Mas só clicar não bastou para Luis Humberto. Ele também lançou mão da escrita para desvendar os mistérios da fotografia. Em 1967, convidado pelo professor Pietro Maria Bardi, diretor do Museu de Arte de São Paulo (Masp), escreveu um artigo na revista Mirante das Artes. “Isso é algo que não gosto de falar, nem de mostrar, porque hoje reconheço que estava completamente equivocado em relação à fotografia”, confessa. Mas a experiência o levou a escrever cada vez mais e a se tornar um dos mais importantes teóricos e pensadores brasileiros da imagem fotográfica. Por meio dessas escritas, ele colocou em discussão tudo o que o incomodava e disse frases como: “O olhar fotográfico é um hábito visual seletivo, animado por uma percepção sensibilizada por motivações de diversas origens – filosóficas, ideológicas, culturais e afetivas – presentes em todos nós, mesmo que nem sempre identificadas de forma nítida”, contidas no livro Fotografia, a Poética do Banal. Ou ainda aquela sobre a sua profissão, que abre Universos e Arrabaldes: “A responsabilidade é imensa, porque o resultado de seu trabalho não pode ser decorrente da observação fria e impessoal das coisas que o cercam e dos fatos que ocorrem à sua volta; e sim conseqüência de uma atitude consciente, apaixonadamente participante e sobretudo honesta, em face destes mesmos fatos e coisas traduzidas em imagens”.

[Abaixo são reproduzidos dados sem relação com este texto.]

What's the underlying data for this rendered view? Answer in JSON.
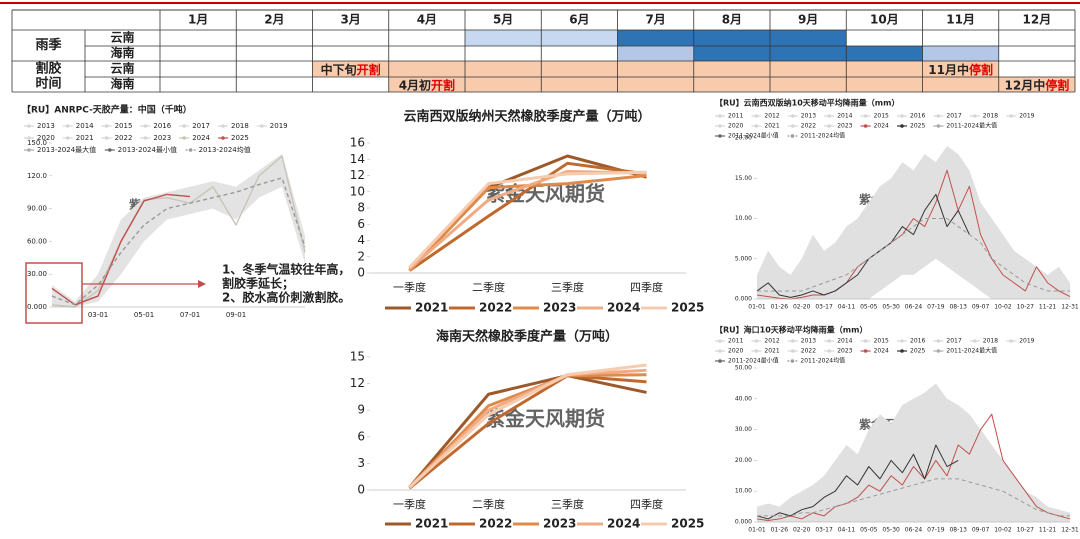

Não à toa o fotógrafo se tornou professor e arrastou atrás de si legiões de fãs. Fundador da Universidade de Brasília, em 1962 – mesmo ano em que se iniciou na fotografia – e expulso da mesma universidade depois do AI-5, de 1968, voltou para a cátedra nos anos 1980. “Naquele momento os alunos eram muito dispersos, a indústria cultural tomava conta de tudo ocupando espaço e não permitindo a reflexão”, disse a Brasileiros. “Ofereci duas disciplinas. Em Política Cultural, discutia as questões sociais, e a Análise da Imagem se transformou num espaço de experimentação.” Dessa forma, ele pôde discutir livremente o pensar fotográfico. E de tabela formar uma série de novos olhares que não esperam pelo inusitado para fotografar, nem se contentam com clichês. Olhares que indagam, que perguntam, mas, acima de tudo, que incomodam. Sábio, ao passar em revista seus quase 50 anos de profissão, diz – não sem uma risada: “Tinha tudo para dar errado, mas deu certo!”. Bom para nós.